PARIS -- Radiation therapy for older glioblastoma patients extended survival up to three-months without reducing quality of life or cognition, researchers here reported.
PARIS, April 12 -- Radiation therapy for older glioblastoma patients extended survival up to three-months without reducing quality of life or cognition, according to researchers here.
In a randomized trial of 81 patients with glioblastoma from 10 French centers, 39 patients who received radiotherapy plus supportive care had a mean 12.2-week survival edge over 42 patients getting only supportive care, the investigators reported in the April 12 issue of the New England Journal of Medicine.
There were no severe adverse events related to radiotherapy and quality of life, and cognitive evaluations over time did not differ significantly between the treatment groups, found Jean-Yves Delattre, M.D., of Hpital de la Salptrire, and colleagues in the Association of French-Speaking Neuro-Oncologists.
Patients 70 or older (median, 73, range, 70 to 85) were enrolled from February 2001 to January 2005 with newly diagnosed glioblastoma and a Karnofsky performance score of 70 or higher.
The focal radiation was delivered in daily fractions of 1.8 Gy given five days a week, for a total dose of 50 Gy. Of the 81 patients, 39 (48%) had undergone debulking surgery.
The dose was selected to minimize an age-related risk of radiation-induced neurotoxicity. Although there were no cases of delayed neurotoxicity, the short survival of these patients may have precluded late toxicity, the researchers noted. So it is unclear whether a total dose of 60 Gy would have increased the survival.
The trial was discontinued at the first interim analysis (January 2005), which showed that according to a preset boundary of efficacy, radiotherapy and supportive care were superior to supportive care alone, the investigators said.
At a median follow-up of 21 weeks, 73 patients (90%) had died. The median survival for the 39 patients who received radiotherapy plus supportive care was 29.1 weeks, versus 16.9 weeks for the 42 patients who received supportive care alone.
The hazard ratio for death in the radiotherapy group was 0.47 (95% confidence interval, 0.29-0.76; P=0.002 by the log-rank test) indicating a 53% relative reduction in the risk of death for the radiotherapy patients compared with supportive care-only patients.
The 16.9 week median survival of the supportive care patients was similar to the median survival for younger patients treated similarly with more than two decades earlier, the researchers wrote.
Conversely, they said, the 12.2-week survival advantage with radiotherapy in the older patients was about half the survival gain in two earlier studies (22 weeks and 24 weeks) that compared conventional radiotherapy (total dose 45 to 60 Gy) with supportive care in a younger population.
Cognitive evaluations over time did not differ significantly between treatment groups (P=0.84). Although the Karnofsky performance measures declined over time as did the health-related quality-of-life measures, there were no significant differences in the groups.
However, the researchers said they did not observe the mild-to-moderate improvement on several scales reported in younger patients after radiotherapy, with or without chemotherapy.
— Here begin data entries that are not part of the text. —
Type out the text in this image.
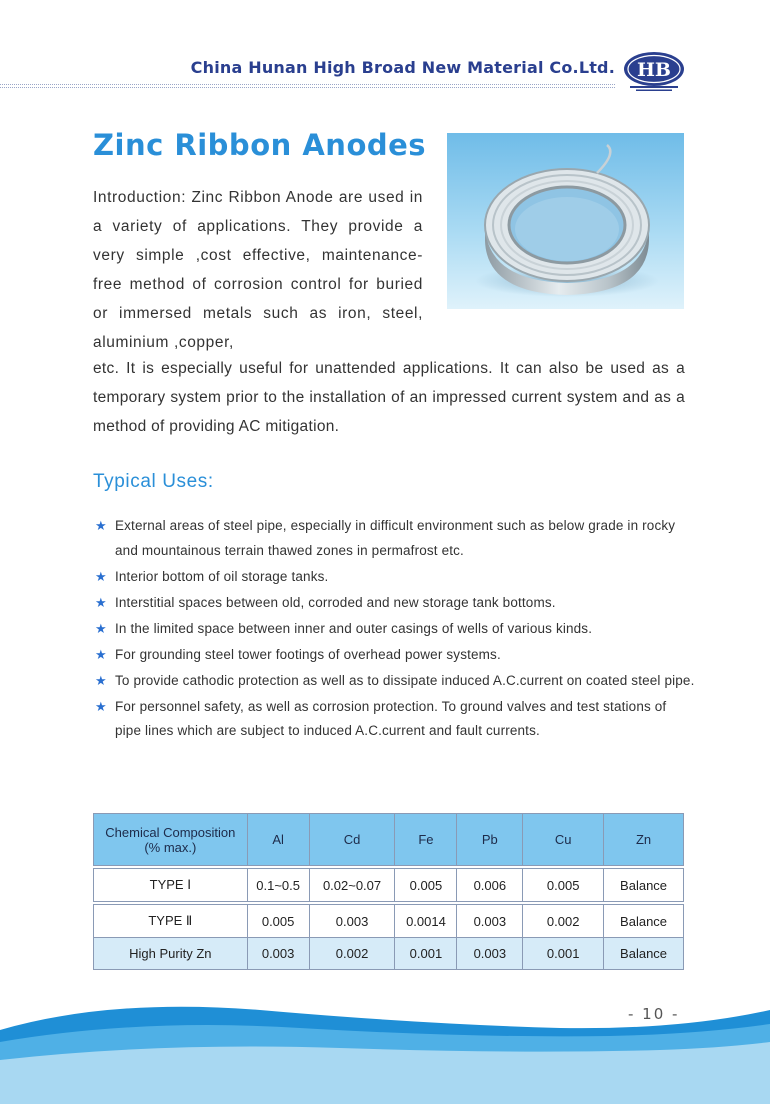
China Hunan High Broad New Material Co.Ltd. HB
Zinc Ribbon Anodes
Introduction: Zinc Ribbon Anode are used in a variety of applications. They provide a very simple ,cost effective, maintenance-free method of corrosion control for buried or immersed metals such as iron, steel, aluminium ,copper,
etc. It is especially useful for unattended applications. It can also be used as a temporary system prior to the installation of an impressed current system and as a method of providing AC mitigation.
Typical Uses:
★ External areas of steel pipe, especially in difficult environment such as below grade in rocky and mountainous terrain thawed zones in permafrost etc.
★ Interior bottom of oil storage tanks.
★ Interstitial spaces between old, corroded and new storage tank bottoms.
★ In the limited space between inner and outer casings of wells of various kinds.
★ For grounding steel tower footings of overhead power systems.
★ To provide cathodic protection as well as to dissipate induced A.C.current on coated steel pipe.
★ For personnel safety, as well as corrosion protection. To ground valves and test stations of pipe lines which are subject to induced A.C.current and fault currents.
Chemical Composition
(% max.)	Al	Cd	Fe	Pb	Cu	Zn

TYPE Ⅰ	0.1~0.5	0.02~0.07	0.005	0.006	0.005	Balance

TYPE Ⅱ	0.005	0.003	0.0014	0.003	0.002	Balance
High Purity Zn	0.003	0.002	0.001	0.003	0.001	Balance
- 10 -
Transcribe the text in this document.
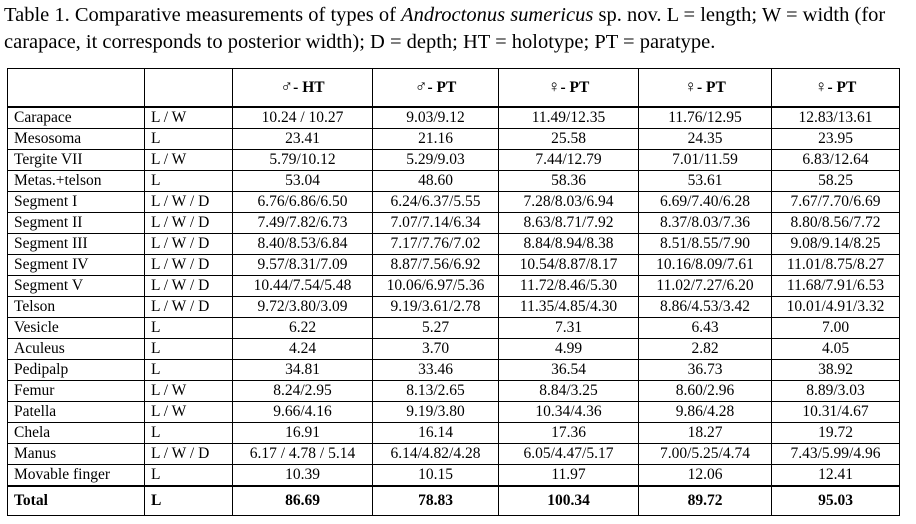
Table 1. Comparative measurements of types of Androctonus sumericus sp. nov. L = length; W = width (for carapace, it corresponds to posterior width); D = depth; HT = holotype; PT = paratype.

		♂- HT	♂- PT	♀- PT	♀- PT	♀- PT
Carapace	L / W	10.24 / 10.27	9.03/9.12	11.49/12.35	11.76/12.95	12.83/13.61
Mesosoma	L	23.41	21.16	25.58	24.35	23.95
Tergite VII	L / W	5.79/10.12	5.29/9.03	7.44/12.79	7.01/11.59	6.83/12.64
Metas.+telson	L	53.04	48.60	58.36	53.61	58.25
Segment I	L / W / D	6.76/6.86/6.50	6.24/6.37/5.55	7.28/8.03/6.94	6.69/7.40/6.28	7.67/7.70/6.69
Segment II	L / W / D	7.49/7.82/6.73	7.07/7.14/6.34	8.63/8.71/7.92	8.37/8.03/7.36	8.80/8.56/7.72
Segment III	L / W / D	8.40/8.53/6.84	7.17/7.76/7.02	8.84/8.94/8.38	8.51/8.55/7.90	9.08/9.14/8.25
Segment IV	L / W / D	9.57/8.31/7.09	8.87/7.56/6.92	10.54/8.87/8.17	10.16/8.09/7.61	11.01/8.75/8.27
Segment V	L / W / D	10.44/7.54/5.48	10.06/6.97/5.36	11.72/8.46/5.30	11.02/7.27/6.20	11.68/7.91/6.53
Telson	L / W / D	9.72/3.80/3.09	9.19/3.61/2.78	11.35/4.85/4.30	8.86/4.53/3.42	10.01/4.91/3.32
Vesicle	L	6.22	5.27	7.31	6.43	7.00
Aculeus	L	4.24	3.70	4.99	2.82	4.05
Pedipalp	L	34.81	33.46	36.54	36.73	38.92
Femur	L / W	8.24/2.95	8.13/2.65	8.84/3.25	8.60/2.96	8.89/3.03
Patella	L / W	9.66/4.16	9.19/3.80	10.34/4.36	9.86/4.28	10.31/4.67
Chela	L	16.91	16.14	17.36	18.27	19.72
Manus	L / W / D	6.17 / 4.78 / 5.14	6.14/4.82/4.28	6.05/4.47/5.17	7.00/5.25/4.74	7.43/5.99/4.96
Movable finger	L	10.39	10.15	11.97	12.06	12.41
Total	L	86.69	78.83	100.34	89.72	95.03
Elderly patients with cancer are underrepresented in clinical trials, often for study-imposed restrictions, as well as co-existing conditions, other concerns, fear of toxicity, and the reluctance of physicians to enroll older patients in trials, Dr. Delattre wrote.
Nevertheless, the researchers said, despite the modest survival benefit, this study showed that these barriers may be overcome, even in trials that involve a rapidly progressive, fatal disease.
In an accompanying editorial Lillian L. Siu, M.D., of the University of Toronto, discussed ageism in cancer therapy trials. In addition to lack of opportunity, logistic and financial barriers, management of coexisting illnesses, or lack of knowledge about clinical trials, many physicians and patients, not unreasonably, associate older age with inferior outcomes and more toxic effects, Dr. Siu wrote.
Yet, she said, clinical trials that have a proportionate representation of the elderly would permit translation of the results of older patients and allow for direct comparisons of younger and older patients who have been treated in similar ways.
From the societal perspective, the graying of the population has substantial implications for the consumption of drugs and health care, she said.
The prescription of therapies to the elderly on the basis of trial information obtained primarily from younger, more fit patients does not constitute good clinical practice, she said. On the other hand, evidence-based data from older patients would ensure that treatment is prescribed for these individuals when it may offer a meaningful gain in survival, quality of life, or both, or be avoided when it may not be beneficial.
"The conduct of randomized controlled trials for the treatment of cancer in older patients is no longer a theoretical concept-it is a reality that has come of age," Dr. Siu concluded.